Two great ideas, but that is really not the point. Executive pay did not damage the economy regardless of what Obama and his Congressional minions claim. The damage to the economy came from short-sighted but socially laudable programs that put people into mortgages they could not afford on the mistaken idea that the real estate boom would last indefinitely. It was further exacerbated by poor government oversight and an abandonment of the regulations that ensured fiscal safety and stability from the Great Depression onwards. These were political decisions made by politicians pressed by lobbyists from the financial sector and made for political purposes and personal gain. Sure, executives made a lot of money, and they made decisions that would guarantee even more, but it was not their pay that was at the center of the problem, it was the environment created by Washington politicians of both parties that opened the door to the abuses we now have to clean up.
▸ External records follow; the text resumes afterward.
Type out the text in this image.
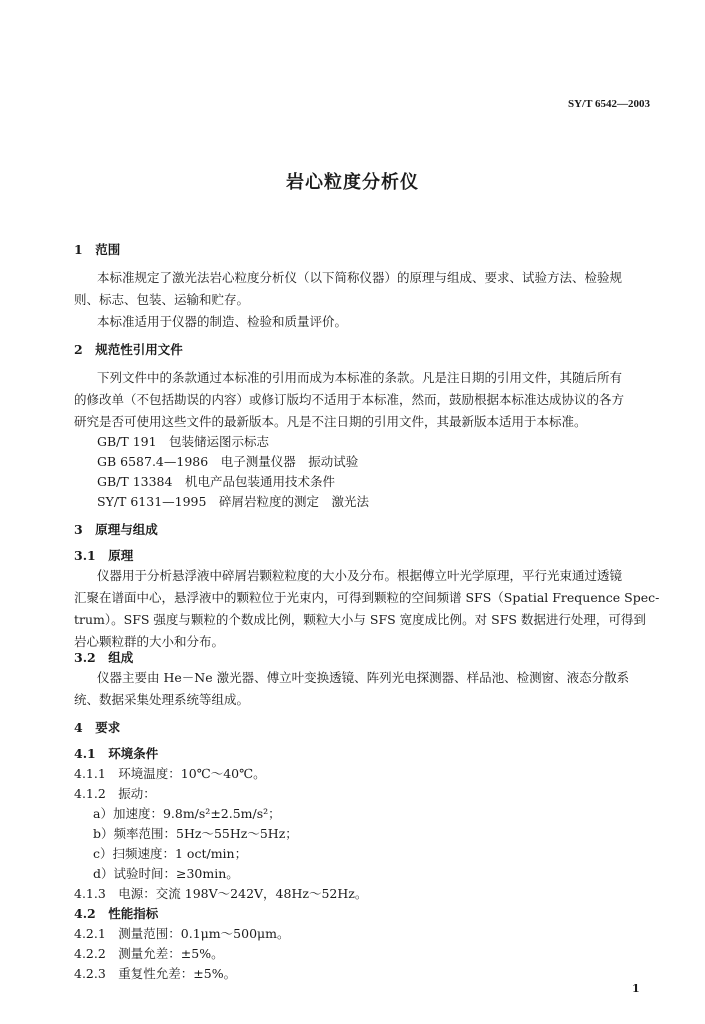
SY/T 6542—2003
岩心粒度分析仪
1　范围
本标准规定了激光法岩心粒度分析仪（以下简称仪器）的原理与组成、要求、试验方法、检验规
则、标志、包装、运输和贮存。
本标准适用于仪器的制造、检验和质量评价。
2　规范性引用文件
下列文件中的条款通过本标准的引用而成为本标准的条款。凡是注日期的引用文件，其随后所有
的修改单（不包括勘误的内容）或修订版均不适用于本标准，然而，鼓励根据本标准达成协议的各方
研究是否可使用这些文件的最新版本。凡是不注日期的引用文件，其最新版本适用于本标准。
GB/T 191　包装储运图示标志
GB 6587.4—1986　电子测量仪器　振动试验
GB/T 13384　机电产品包装通用技术条件
SY/T 6131—1995　碎屑岩粒度的测定　激光法
3　原理与组成
3.1　原理
仪器用于分析悬浮液中碎屑岩颗粒粒度的大小及分布。根据傅立叶光学原理，平行光束通过透镜
汇聚在谱面中心，悬浮液中的颗粒位于光束内，可得到颗粒的空间频谱 SFS（Spatial Frequence Spec-
trum）。SFS 强度与颗粒的个数成比例，颗粒大小与 SFS 宽度成比例。对 SFS 数据进行处理，可得到
岩心颗粒群的大小和分布。
3.2　组成
仪器主要由 He－Ne 激光器、傅立叶变换透镜、阵列光电探测器、样品池、检测窗、液态分散系
统、数据采集处理系统等组成。
4　要求
4.1　环境条件
4.1.1　环境温度：10℃～40℃。
4.1.2　振动：
a）加速度：9.8m/s²±2.5m/s²；
b）频率范围：5Hz～55Hz～5Hz；
c）扫频速度：1 oct/min；
d）试验时间：≥30min。
4.1.3　电源：交流 198V～242V，48Hz～52Hz。
4.2　性能指标
4.2.1　测量范围：0.1μm～500μm。
4.2.2　测量允差：±5%。
4.2.3　重复性允差：±5%。
1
Capping the compensation for executives in firms that received bailout money makes sense. The tax payers are part owners of these companies and so they ought to have a say in the pay and bonuses of the executives. That, by itself, should be enough to keep any company from taking any government money at all. However, this notion that the executive pay for all firms across the private sector should be subject to controls for the good of the economy is ludicrous.

Executive pay regulation is just another in a string of political decisions that have little to do with helping the ailing economy but everything to do with furthering the political ends of the American Left. It is really little more than a ham-handed populist tactic designed to garner support among an increasingly unhappy citizenry for Obama’s big government policies, a way for him and legislators like Barney Frank to be able to identify with the proverbial “little guy.” Of course, Obama and company will argue that they are doing the Lord’s work and that everyone has to sacrifice. All he wants to do is narrow the gap between the workers and the executives and since he can’t raise the workers up, he will push the executives down.
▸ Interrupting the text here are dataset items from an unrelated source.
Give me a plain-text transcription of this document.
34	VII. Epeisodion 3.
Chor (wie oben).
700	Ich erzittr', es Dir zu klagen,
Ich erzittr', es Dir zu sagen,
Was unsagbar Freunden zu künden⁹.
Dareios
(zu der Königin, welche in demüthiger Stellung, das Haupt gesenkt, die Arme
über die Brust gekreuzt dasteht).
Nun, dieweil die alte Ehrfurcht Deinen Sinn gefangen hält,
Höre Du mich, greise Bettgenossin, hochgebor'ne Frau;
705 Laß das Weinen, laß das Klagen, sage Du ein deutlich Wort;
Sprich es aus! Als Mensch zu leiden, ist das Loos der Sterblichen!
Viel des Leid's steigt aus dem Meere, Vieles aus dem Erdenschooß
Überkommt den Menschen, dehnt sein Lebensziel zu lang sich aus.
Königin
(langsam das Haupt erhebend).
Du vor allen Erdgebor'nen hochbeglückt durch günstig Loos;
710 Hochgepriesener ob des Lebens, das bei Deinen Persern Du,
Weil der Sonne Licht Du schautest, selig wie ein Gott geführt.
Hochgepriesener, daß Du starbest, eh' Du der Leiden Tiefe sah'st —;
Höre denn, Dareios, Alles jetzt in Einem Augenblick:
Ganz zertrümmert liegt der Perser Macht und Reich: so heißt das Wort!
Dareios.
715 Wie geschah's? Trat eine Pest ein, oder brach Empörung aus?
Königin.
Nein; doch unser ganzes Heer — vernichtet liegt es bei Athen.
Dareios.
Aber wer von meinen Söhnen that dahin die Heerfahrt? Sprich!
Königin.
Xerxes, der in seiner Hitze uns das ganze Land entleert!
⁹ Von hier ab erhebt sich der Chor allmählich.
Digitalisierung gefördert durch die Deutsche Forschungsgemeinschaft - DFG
So, to recap, corporate greed as typified by high executive pay—not a long string of harebrain political decisions—damaged the economy. Lowering that pay across the private sector is good because it will A) Save the economy; and B) Narrow the gap between the executives and the janitors. Well, if all that is true and righteous, then there should be no problem whatsoever in following the advice of the Workforce Fairness Institute: Apply the same caps to the executives of the labor unions. In a story by Amanda Carpenter for The Washington Times, we learn that a 2008 Hudson Institute study that suggests unions have short-changed benefits for their rank and file in favor or generous executive compensation packages and to pad the coffers of their political allies, who are mostly Democrats.
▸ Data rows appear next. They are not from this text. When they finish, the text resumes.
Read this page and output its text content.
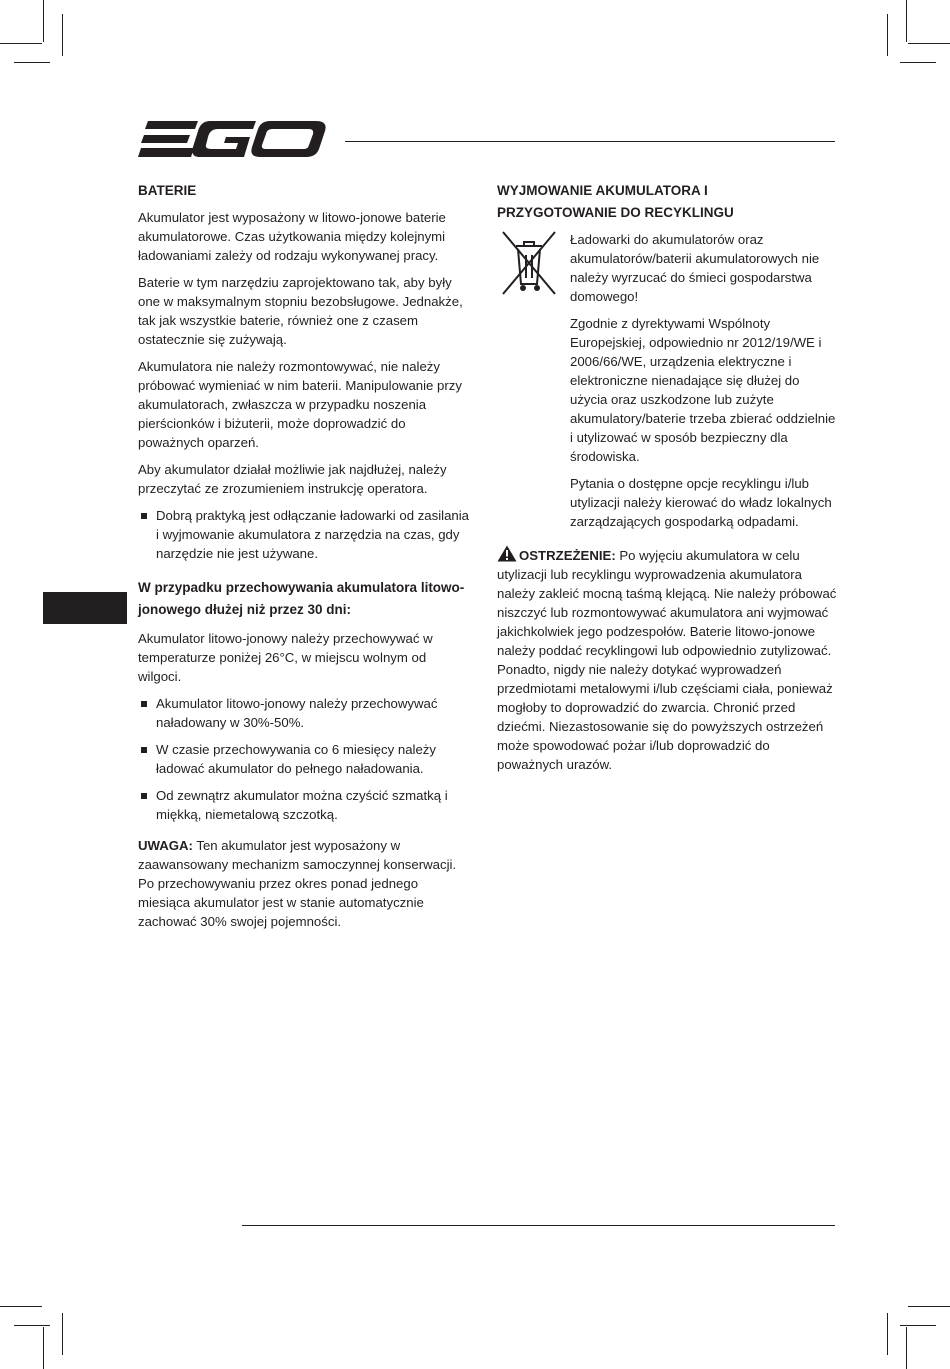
BATERIE

Akumulator jest wyposażony w litowo-jonowe baterie akumulatorowe. Czas użytkowania między kolejnymi ładowaniami zależy od rodzaju wykonywanej pracy.

Baterie w tym narzędziu zaprojektowano tak, aby były one w maksymalnym stopniu bezobsługowe. Jednakże, tak jak wszystkie baterie, również one z czasem ostatecznie się zużywają.

Akumulatora nie należy rozmontowywać, nie należy próbować wymieniać w nim baterii. Manipulowanie przy akumulatorach, zwłaszcza w przypadku noszenia pierścionków i biżuterii, może doprowadzić do poważnych oparzeń.

Aby akumulator działał możliwie jak najdłużej, należy przeczytać ze zrozumieniem instrukcję operatora.

Dobrą praktyką jest odłączanie ładowarki od zasilania i wyjmowanie akumulatora z narzędzia na czas, gdy narzędzie nie jest używane.
W przypadku przechowywania akumulatora litowo-jonowego dłużej niż przez 30 dni:

Akumulator litowo-jonowy należy przechowywać w temperaturze poniżej 26°C, w miejscu wolnym od wilgoci.

Akumulator litowo-jonowy należy przechowywać naładowany w 30%-50%.
W czasie przechowywania co 6 miesięcy należy ładować akumulator do pełnego naładowania.
Od zewnątrz akumulator można czyścić szmatką i miękką, niemetalową szczotką.

UWAGA: Ten akumulator jest wyposażony w zaawansowany mechanizm samoczynnej konserwacji. Po przechowywaniu przez okres ponad jednego miesiąca akumulator jest w stanie automatycznie zachować 30% swojej pojemności.

WYJMOWANIE AKUMULATORA I
PRZYGOTOWANIE DO RECYKLINGU

Ładowarki do akumulatorów oraz akumulatorów/baterii akumulatorowych nie należy wyrzucać do śmieci gospodarstwa domowego!

Zgodnie z dyrektywami Wspólnoty Europejskiej, odpowiednio nr 2012/19/WE i 2006/66/WE, urządzenia elektryczne i elektroniczne nienadające się dłużej do użycia oraz uszkodzone lub zużyte akumulatory/baterie trzeba zbierać oddzielnie i utylizować w sposób bezpieczny dla środowiska.

Pytania o dostępne opcje recyklingu i/lub utylizacji należy kierować do władz lokalnych zarządzających gospodarką odpadami.

OSTRZEŻENIE: Po wyjęciu akumulatora w celu utylizacji lub recyklingu wyprowadzenia akumulatora należy zakleić mocną taśmą klejącą. Nie należy próbować niszczyć lub rozmontowywać akumulatora ani wyjmować jakichkolwiek jego podzespołów. Baterie litowo-jonowe należy poddać recyklingowi lub odpowiednio zutylizować. Ponadto, nigdy nie należy dotykać wyprowadzeń przedmiotami metalowymi i/lub częściami ciała, ponieważ mogłoby to doprowadzić do zwarcia. Chronić przed dziećmi. Niezastosowanie się do powyższych ostrzeżeń może spowodować pożar i/lub doprowadzić do poważnych urazów.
According to the study cited in the article, the 21 largest unions’ pension plans had less than 70% of the funding needed to meet their obligations, and none were fully funded. Seven were less than 65% funded. Yet, in spite of this, 23 officer and staff funds from the same unions were 88.2% funded. Seven were fully funded plans and another 13 were at least 80% funded. Isn’t this the same sort of financial malfeasance and gross underperformance that has corporate executives under attack? Where is the outrage in Washington over how the “little guy” is being cheated by the “fat cats”?

The Bottom Line

It is not there, union bosses are above reproach these days since no one in the current government is going to go after their benefactors in the labor movement. This is more than mere politics; however, it is damning proof that the executive pay cap issue is nothing more than an unconstitutional ploy to win some votes and initiate some of the Left’s long sought after social change by vilifying a certain group of people in the finest Saul Alinsky tradition. Seeing that this is a recipe for disaster, Representative Tom Price of Georgia, chairman of the Republican Study Committee, summed it up perfectly: "The president cannot continue his heavy-handed meddling in the private sector and expect it to function, much less flourish."